When it first boomed in February, Clubhouse’s main page was like Twitter’s timeline between 2011 and 2013. Everyone was returning to that point, trying to recall what we were discussing. Civil or military? Islamic or secular? Back then, discussion was bolstered by the Muslim Brotherhood’s year in power. When that was cut short, it was like we went back to square one. Of course, the question of “what if?” is present in all its forms.
People burdened with electronic archives and relationships torn by politics tried to resume conversations with the same vigor and dynamism of a time when the country had loosened up. Familiar faces that had disappeared from the media returned, like Mohamed Abou Hamed, Wael Ghoniem, and some of those previously seen as “the revolution’s youth.” From relative safety, the Arab diaspora made the biggest share of serious intervention.
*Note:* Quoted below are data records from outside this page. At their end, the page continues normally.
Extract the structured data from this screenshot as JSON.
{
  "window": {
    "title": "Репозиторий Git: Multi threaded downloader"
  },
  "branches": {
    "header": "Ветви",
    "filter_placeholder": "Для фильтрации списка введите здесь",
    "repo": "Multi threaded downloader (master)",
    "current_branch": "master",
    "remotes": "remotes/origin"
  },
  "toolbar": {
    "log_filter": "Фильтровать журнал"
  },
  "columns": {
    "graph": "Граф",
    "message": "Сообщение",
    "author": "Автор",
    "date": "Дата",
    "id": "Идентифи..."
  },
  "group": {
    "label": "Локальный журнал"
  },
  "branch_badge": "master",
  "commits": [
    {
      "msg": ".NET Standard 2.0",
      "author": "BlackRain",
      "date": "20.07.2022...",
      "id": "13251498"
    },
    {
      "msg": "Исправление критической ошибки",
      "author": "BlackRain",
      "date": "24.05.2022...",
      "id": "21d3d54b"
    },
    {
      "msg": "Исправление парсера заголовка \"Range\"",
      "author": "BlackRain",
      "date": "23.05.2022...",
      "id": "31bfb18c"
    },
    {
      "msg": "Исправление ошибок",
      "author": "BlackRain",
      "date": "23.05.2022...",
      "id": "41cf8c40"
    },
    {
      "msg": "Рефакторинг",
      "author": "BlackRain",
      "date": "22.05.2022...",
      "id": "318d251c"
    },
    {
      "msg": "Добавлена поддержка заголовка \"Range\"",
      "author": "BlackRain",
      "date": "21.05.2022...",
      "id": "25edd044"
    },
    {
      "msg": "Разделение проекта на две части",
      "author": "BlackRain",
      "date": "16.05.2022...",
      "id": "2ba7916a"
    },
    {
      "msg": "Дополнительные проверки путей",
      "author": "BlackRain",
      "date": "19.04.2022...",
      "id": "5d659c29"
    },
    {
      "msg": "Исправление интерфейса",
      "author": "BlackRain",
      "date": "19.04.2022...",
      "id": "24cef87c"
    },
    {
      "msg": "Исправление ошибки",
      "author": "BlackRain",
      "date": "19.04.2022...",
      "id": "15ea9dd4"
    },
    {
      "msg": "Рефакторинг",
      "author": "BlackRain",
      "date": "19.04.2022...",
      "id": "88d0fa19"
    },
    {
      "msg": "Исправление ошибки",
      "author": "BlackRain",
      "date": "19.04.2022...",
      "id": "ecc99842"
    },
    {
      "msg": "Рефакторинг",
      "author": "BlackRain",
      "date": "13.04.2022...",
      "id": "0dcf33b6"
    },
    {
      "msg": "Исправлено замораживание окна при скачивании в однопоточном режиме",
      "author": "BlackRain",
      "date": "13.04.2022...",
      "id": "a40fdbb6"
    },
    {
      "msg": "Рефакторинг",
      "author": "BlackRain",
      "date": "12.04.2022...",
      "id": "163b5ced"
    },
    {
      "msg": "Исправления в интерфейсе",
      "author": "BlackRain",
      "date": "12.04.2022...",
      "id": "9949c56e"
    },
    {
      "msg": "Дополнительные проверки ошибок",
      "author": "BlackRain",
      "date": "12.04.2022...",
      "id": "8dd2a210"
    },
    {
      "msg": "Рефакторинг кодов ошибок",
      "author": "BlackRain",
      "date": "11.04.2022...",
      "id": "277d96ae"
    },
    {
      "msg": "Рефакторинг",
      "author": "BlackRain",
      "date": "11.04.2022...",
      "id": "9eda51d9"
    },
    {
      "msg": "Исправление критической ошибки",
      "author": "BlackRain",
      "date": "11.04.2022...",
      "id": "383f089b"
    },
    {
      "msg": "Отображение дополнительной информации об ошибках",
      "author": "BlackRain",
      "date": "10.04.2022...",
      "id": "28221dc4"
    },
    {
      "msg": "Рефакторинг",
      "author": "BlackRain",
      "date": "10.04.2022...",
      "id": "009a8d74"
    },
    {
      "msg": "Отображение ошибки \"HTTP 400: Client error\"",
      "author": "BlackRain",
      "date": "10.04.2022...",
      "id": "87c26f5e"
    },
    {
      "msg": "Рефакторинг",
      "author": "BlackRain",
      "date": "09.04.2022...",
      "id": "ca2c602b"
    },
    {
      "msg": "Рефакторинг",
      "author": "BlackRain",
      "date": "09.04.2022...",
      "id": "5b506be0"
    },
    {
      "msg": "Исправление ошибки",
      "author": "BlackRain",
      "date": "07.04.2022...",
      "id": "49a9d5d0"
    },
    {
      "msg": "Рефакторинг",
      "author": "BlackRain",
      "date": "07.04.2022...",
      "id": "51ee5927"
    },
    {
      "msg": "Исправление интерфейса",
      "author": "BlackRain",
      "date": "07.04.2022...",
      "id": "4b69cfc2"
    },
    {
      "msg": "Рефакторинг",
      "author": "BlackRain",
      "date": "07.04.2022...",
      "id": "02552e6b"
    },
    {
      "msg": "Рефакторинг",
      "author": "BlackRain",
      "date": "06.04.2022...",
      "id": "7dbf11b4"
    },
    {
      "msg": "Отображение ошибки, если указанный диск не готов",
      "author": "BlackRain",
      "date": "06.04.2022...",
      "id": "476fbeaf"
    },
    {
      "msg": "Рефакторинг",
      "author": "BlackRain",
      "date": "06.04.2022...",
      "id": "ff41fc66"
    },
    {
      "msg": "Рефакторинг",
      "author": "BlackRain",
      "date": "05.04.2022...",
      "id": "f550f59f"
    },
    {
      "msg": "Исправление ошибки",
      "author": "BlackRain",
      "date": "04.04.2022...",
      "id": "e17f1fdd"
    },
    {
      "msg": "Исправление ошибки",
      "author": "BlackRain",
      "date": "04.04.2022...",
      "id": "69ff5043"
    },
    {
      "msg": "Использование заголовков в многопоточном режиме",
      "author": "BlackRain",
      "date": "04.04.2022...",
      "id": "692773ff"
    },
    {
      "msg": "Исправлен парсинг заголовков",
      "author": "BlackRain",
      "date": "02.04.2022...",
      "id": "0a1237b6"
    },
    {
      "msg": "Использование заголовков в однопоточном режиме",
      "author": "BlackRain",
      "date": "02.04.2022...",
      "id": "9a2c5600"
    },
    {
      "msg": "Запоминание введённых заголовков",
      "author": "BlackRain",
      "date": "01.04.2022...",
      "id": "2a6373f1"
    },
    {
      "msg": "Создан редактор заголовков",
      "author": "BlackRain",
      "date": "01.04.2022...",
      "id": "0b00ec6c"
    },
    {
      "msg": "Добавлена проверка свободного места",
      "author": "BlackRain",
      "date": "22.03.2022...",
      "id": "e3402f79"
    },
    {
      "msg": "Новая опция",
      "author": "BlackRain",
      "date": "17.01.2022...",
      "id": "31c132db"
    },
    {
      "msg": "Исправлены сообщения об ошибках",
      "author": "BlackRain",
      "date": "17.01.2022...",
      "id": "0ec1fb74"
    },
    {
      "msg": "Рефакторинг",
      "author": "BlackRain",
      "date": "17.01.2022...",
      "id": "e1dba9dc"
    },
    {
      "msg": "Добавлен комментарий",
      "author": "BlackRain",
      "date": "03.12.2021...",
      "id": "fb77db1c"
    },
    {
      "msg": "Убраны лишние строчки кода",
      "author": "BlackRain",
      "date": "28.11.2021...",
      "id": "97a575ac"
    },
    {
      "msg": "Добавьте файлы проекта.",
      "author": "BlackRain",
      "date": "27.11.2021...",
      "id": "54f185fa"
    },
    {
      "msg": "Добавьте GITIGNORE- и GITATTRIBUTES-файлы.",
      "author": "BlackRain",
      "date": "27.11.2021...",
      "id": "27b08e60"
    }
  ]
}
Right behind politics are debates about social liberation, which erupted in 2011 and so far seem to be its only tangible gain. That eruption crystalized fundamental feminist questions and debates, and brought with them questions about political correctness and cancel culture, which converged with the global wave of #MeToo. Conservatism and progressivism are mainly present as fulcrums for speakers to revolve around in rooms about freedom of expression and choice.
Most discussions are still intuitive, and play with the basics. But Clubhouse has shown how starved we have been for public conversation. This impoverishment took on a more serious dimension after the September 2019 crackdown, followed shortly by the restrictions of COVID-19. The app shows how much we miss a kind of open, continuous discussion which by default has space for different agendas and opinions, a kind of discussion which is not possible on Facebook, with its individual statuses, algorithms and specific circles of friends. Suddenly, many people who had retreated into their safe zones after 2013 leaned their heads into more open forums.
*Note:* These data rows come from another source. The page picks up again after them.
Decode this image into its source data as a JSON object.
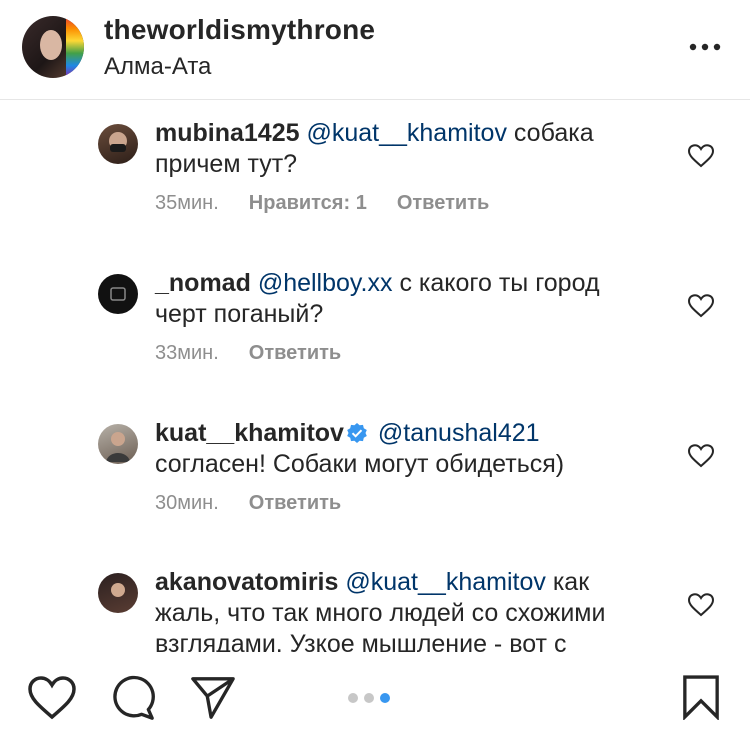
{
  "post": {
    "username": "theworldismythrone",
    "location": "Алма-Ата"
  },
  "comments": [
    {
      "username": "mubina1425",
      "mention": "@kuat__khamitov",
      "text": "собака причем тут?",
      "time": "35мин.",
      "likes": "Нравится: 1",
      "reply": "Ответить",
      "verified": false
    },
    {
      "username": "_nomad",
      "mention": "@hellboy.xx",
      "text": "с какого ты город черт поганый?",
      "time": "33мин.",
      "likes": "",
      "reply": "Ответить",
      "verified": false
    },
    {
      "username": "kuat__khamitov",
      "mention": "@tanushal421",
      "text": "согласен! Собаки могут обидеться)",
      "time": "30мин.",
      "likes": "",
      "reply": "Ответить",
      "verified": true
    },
    {
      "username": "akanovatomiris",
      "mention": "@kuat__khamitov",
      "text": "как жаль, что так много людей со схожими взглядами.  Узкое мышление - вот с",
      "time": "",
      "likes": "",
      "reply": "",
      "verified": false
    }
  ],
  "carousel": {
    "count": 3,
    "active_index": 2
  },
  "colors": {
    "text": "#262626",
    "muted": "#8e8e8e",
    "mention": "#003569",
    "verified": "#3897f0",
    "active_dot": "#3897f0"
  },
  "icons": {
    "more": "more-dots-icon",
    "heart": "heart-outline-icon",
    "comment": "comment-bubble-icon",
    "share": "paper-plane-icon",
    "save": "bookmark-outline-icon",
    "verified": "verified-badge-icon"
  }
}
It can be hard to fathom that such openness can exist, in times like ours. Ahmed Moussa couldn’t believe that the rooms were simply open to anyone, so when he announced on his TV show that he had “infiltrated” a terrorist group on Clubhouse, his face beamed with victory, as though he were a cop who had arrested a burglar. Moussa’s statement indicates that the unrestricted conversation will not last long. Aside from sensitive political topics, insecure Egyptian family values will not tolerate humor, as we’ve experienced this last year.
Clubhouse has been widely criticized for its approach to user privacy. You can only sign up with a phone number, and the app pushes you to open the contacts on your phone and send invitations to your friends. You can’t directly remove your accounts, and you can’t change your name more than once on the application.
People are only growing more and more worried about privacy and digital security in the Arab world, for both social and security reasons. Clubhouse users, especially those living here, fear the walls have ears.